Gaza, 21 vittime in un giorno
Mentre la Madleen tenta di forzare il blocco, sul terreno la guerra non conosce tregua. I raid israeliani di ieri hanno provocato 21 morti nella Striscia di Gaza, secondo fonti locali. Nel nord del territorio, l’esercito ha colpito l’area di Jabalia con pesanti bombardamenti, mentre a Khan Yunis sono state diffuse immagini di un tunnel che, secondo l’Idf, si troverebbe sotto l’Ospedale europeo e sarebbe stato usato come centro di comando da Hamas durante l’attacco del 7 ottobre. Nel raid del 13 maggio in quel tunnel è stato ucciso anche Muhammad Sinwar, fratello del leader di Hamas Yahya Sinwar, insieme a diversi alti comandanti. Sempre ieri, a Gaza City, un’operazione mirata ha portato all’uccisione di Asaad Abu Sharia, comandante delle Brigate Mujaheddin, accusato di aver partecipato al massacro del kibbutz Nir Oz. Hamas ha confermato la sua morte e quella del fratello Ahmed.

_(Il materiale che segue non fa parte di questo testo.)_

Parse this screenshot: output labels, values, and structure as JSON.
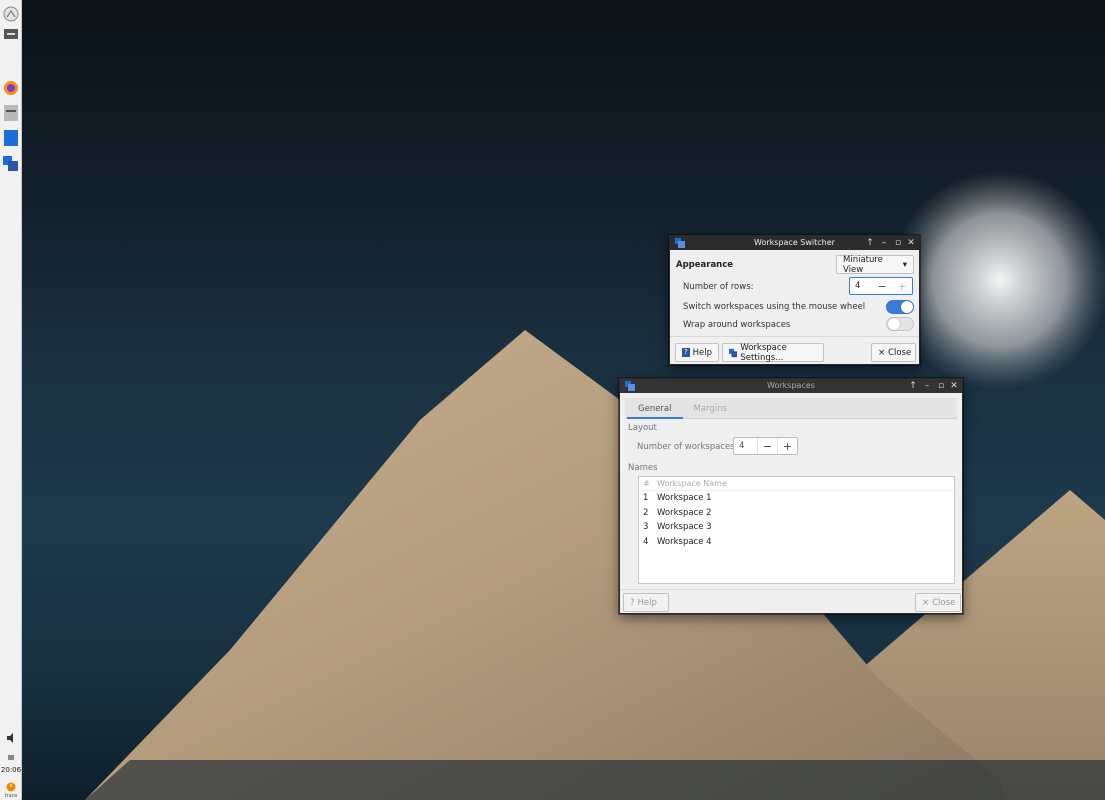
{
  "panel": {
    "clock": "20:06",
    "user_label": "trans"
  },
  "switcher": {
    "title": "Workspace Switcher",
    "appearance_label": "Appearance",
    "view_dropdown": "Miniature View",
    "rows_label": "Number of rows:",
    "rows_value": "4",
    "mouse_wheel_label": "Switch workspaces using the mouse wheel",
    "mouse_wheel_on": true,
    "wrap_label": "Wrap around workspaces",
    "wrap_on": false,
    "help_button": "Help",
    "settings_button": "Workspace Settings...",
    "close_button": "Close"
  },
  "workspaces": {
    "title": "Workspaces",
    "tabs": [
      "General",
      "Margins"
    ],
    "layout_label": "Layout",
    "count_label": "Number of workspaces:",
    "count_value": "4",
    "names_label": "Names",
    "columns": [
      "#",
      "Workspace Name"
    ],
    "rows": [
      {
        "num": "1",
        "name": "Workspace 1"
      },
      {
        "num": "2",
        "name": "Workspace 2"
      },
      {
        "num": "3",
        "name": "Workspace 3"
      },
      {
        "num": "4",
        "name": "Workspace 4"
      }
    ],
    "help_button": "Help",
    "close_button": "Close"
  },
  "colors": {
    "accent": "#3a7bd5",
    "titlebar": "#2c2c2c",
    "moon": "#f2d220",
    "sand": "#b29a7a"
  }
}
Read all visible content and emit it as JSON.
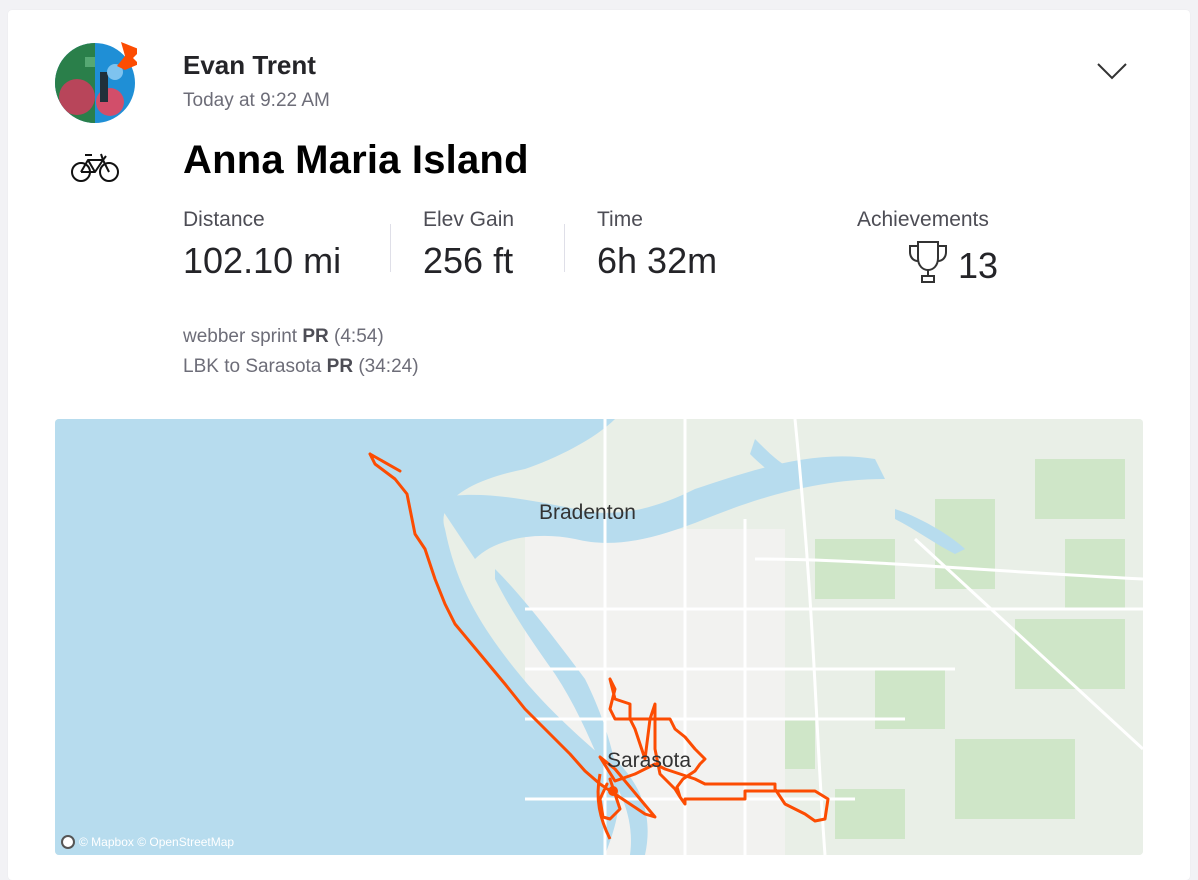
{
  "header": {
    "athlete_name": "Evan Trent",
    "timestamp": "Today at 9:22 AM"
  },
  "activity": {
    "type_icon": "bike-icon",
    "title": "Anna Maria Island"
  },
  "stats": {
    "distance": {
      "label": "Distance",
      "value": "102.10 mi"
    },
    "elev_gain": {
      "label": "Elev Gain",
      "value": "256 ft"
    },
    "time": {
      "label": "Time",
      "value": "6h 32m"
    },
    "achievements": {
      "label": "Achievements",
      "value": "13",
      "icon": "trophy-icon"
    }
  },
  "segments": [
    {
      "name": "webber sprint",
      "badge": "PR",
      "time": "(4:54)"
    },
    {
      "name": "LBK to Sarasota",
      "badge": "PR",
      "time": "(34:24)"
    }
  ],
  "map": {
    "labels": {
      "city1": "Bradenton",
      "city2": "Sarasota"
    },
    "attribution": "© Mapbox © OpenStreetMap",
    "route_color": "#fc4c02",
    "water_color": "#b7dcee",
    "land_color": "#e9efe7"
  }
}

Un solo centro per gli aiuti
Nel frattempo, la situazione umanitaria resta critica. Il Gaza Humanitarian Fund ha fatto sapere di aver aperto solo un centro di distribuzione aiuti, a causa di minacce ricevute dal personale. Un precedente annuncio sull’apertura di due centri a Rafah è stato cancellato. In questo clima di tensione si inserisce anche la figura controversa di Yasser Abu Shabab, leader di una milizia beduina di Rafah. Secondo i media israeliani, la sua organizzazione starebbe ricevendo armi da Israele per proteggere i convogli umanitari. Abu Shabab smentisce, negando ogni contatto con Israele o l’Autorità Palestinese e dichiarando che le sue armi provengono “dalla popolazione locale”. Respinge anche ogni legame con l’ISIS.
Tel Aviv in piazza: “Ostaggi prima di tutto”
Mentre a Gaza si muore e si combatte, migliaia di israeliani si sono radunati ieri a Tel Aviv nella cosiddetta “Piazza degli Ostaggi” per chiedere al governo un accordo che garantisca il rilascio dei prigionieri israeliani ancora nelle mani di Hamas. Molti manifestanti hanno accusato Netanyahu di sacrificare la vita degli ostaggi per fini politici. “L’angelo della morte continua a usare l’esercito per proteggere il suo governo, non Israele”, ha detto Einav Zangkauer, madre di un ostaggio, dopo che Hamas ha pubblicato una foto del figlio con la scritta “non tornerà vivo”.
Tensioni anche a Gerusalemme
Nella notte, un incendio ha devastato una sinagoga nel quartiere Sanhedria di Gerusalemme. Le autorità locali parlano senza esitazioni di “atto doloso”. Libri di preghiera sono stati trovati vandalizzati e una croce dipinta su una porta vicina. Il ministro degli Interni Arbel ha chiesto allo Shin Bet di aprire un’inchiesta, definendo l’episodio “un crimine d’odio efferato”. In un episodio forse correlato, durante una manifestazione della destra davanti alla Corte Suprema, una vetrata dell’edificio è andata in frantumi. Il premier Netanyahu ha condannato “ogni forma di violenza contro le istituzioni dello Stato”, mentre il leader dell’opposizione Lapid ha accusato apertamente il governo di aver creato un clima che alimenta odio e aggressioni.